Since Psyche is one of the most massive bodies in the asteroid belt, at about 200 km (120 mi) in diameter, ferrovolcanism may explain its low-density, while also explaining the surface metallicity it shows in radar and other evidence.
“Ferrovolcanism may have transported core material to the surface, causing the radar detections of metal,” Johnson said.
Psyche’s density is so low that it’s about half that of an iron meteorite. It’s also the largest metallic asteroid in the Solar System, that we know of. If its low density is due to ferrovolcanism, as the authors of the paper say it might be, it’ll be up to NASA’s mission to Psyche to figure it out.

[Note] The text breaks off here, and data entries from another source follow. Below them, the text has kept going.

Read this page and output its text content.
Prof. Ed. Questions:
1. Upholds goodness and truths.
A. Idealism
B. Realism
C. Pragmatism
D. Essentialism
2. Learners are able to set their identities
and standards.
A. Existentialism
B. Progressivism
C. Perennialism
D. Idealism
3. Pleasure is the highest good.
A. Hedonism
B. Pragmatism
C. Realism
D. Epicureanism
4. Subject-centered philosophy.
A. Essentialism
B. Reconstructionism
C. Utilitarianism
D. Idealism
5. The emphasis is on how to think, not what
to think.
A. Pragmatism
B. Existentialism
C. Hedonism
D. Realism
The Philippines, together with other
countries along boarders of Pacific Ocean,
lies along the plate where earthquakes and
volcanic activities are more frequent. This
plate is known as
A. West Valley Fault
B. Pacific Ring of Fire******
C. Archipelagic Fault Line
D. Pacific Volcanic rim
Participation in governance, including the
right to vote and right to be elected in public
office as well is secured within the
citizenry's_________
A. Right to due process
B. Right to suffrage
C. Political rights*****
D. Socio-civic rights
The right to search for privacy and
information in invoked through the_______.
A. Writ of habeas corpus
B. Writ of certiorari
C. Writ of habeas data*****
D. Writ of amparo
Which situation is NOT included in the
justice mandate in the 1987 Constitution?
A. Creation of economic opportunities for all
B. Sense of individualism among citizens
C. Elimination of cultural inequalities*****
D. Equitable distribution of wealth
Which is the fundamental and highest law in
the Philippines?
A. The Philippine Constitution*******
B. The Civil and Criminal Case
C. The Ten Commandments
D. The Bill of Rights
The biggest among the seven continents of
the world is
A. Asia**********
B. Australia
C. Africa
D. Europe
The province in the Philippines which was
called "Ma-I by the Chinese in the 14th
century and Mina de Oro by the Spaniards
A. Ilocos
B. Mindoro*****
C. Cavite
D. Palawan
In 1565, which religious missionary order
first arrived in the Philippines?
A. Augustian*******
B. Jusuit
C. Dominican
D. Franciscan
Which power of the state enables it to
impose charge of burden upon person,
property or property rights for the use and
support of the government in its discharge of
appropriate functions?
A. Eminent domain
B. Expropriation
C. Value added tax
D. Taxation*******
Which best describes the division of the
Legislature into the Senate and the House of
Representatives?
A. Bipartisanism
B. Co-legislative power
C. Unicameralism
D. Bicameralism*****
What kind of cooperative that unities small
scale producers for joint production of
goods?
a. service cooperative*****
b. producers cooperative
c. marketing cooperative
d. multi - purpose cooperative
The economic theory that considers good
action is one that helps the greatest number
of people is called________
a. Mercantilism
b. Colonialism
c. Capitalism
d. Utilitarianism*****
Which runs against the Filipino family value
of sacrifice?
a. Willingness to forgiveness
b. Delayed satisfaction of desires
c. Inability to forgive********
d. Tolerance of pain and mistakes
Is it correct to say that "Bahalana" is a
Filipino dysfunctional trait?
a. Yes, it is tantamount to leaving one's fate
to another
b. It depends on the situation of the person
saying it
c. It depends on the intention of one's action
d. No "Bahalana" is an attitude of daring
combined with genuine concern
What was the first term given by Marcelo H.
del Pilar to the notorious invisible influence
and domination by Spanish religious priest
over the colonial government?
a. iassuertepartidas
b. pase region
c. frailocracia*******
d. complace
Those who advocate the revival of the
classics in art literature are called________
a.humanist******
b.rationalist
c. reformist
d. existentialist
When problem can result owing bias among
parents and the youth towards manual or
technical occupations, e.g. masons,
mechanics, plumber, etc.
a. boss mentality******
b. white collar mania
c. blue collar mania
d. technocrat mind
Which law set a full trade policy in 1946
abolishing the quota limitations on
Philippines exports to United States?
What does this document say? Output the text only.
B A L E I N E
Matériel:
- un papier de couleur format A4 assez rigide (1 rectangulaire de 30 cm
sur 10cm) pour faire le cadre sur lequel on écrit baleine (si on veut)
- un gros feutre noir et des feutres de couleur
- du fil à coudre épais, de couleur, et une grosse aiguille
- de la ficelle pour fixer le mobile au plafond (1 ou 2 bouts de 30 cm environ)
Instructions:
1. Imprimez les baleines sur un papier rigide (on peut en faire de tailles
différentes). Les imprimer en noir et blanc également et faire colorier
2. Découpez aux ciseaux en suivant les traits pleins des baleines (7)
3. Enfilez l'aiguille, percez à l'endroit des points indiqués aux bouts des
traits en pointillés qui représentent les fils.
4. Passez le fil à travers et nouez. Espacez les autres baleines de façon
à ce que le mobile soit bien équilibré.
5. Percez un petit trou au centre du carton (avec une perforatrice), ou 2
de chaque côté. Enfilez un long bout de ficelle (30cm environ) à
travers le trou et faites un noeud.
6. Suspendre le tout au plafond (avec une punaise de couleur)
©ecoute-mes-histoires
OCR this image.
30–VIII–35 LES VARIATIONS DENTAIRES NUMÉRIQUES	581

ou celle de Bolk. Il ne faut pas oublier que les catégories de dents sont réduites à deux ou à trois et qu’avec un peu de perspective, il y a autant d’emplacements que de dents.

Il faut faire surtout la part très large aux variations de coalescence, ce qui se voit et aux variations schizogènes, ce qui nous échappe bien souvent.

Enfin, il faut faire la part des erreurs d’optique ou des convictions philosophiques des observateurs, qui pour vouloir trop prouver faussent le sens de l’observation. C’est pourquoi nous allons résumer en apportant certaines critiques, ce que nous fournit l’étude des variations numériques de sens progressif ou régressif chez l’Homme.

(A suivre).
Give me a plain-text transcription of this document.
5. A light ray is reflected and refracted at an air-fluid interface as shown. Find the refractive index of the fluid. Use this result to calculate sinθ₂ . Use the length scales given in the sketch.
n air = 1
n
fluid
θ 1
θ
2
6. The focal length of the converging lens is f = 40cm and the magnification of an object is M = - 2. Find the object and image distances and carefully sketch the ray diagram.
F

That mission is due to launch in 2022. It’ll be the first spacecraft to visit a metallic asteroid. Since ferrovolcanism is just a proposed model at this point, it’ll be up to that spacecraft to confirm its role. The mission to Psyche might also answer questions about the role metallic asteroids played in the development of the Solar System.
The paper outlining this work is published in the journal Nature Astronomy. It’s titled “Ferrovolcanism on metal worlds and the origin of pallasites.” The authors are Brandon C. Johnson, Michael M. Sori & Alexander J. Evans.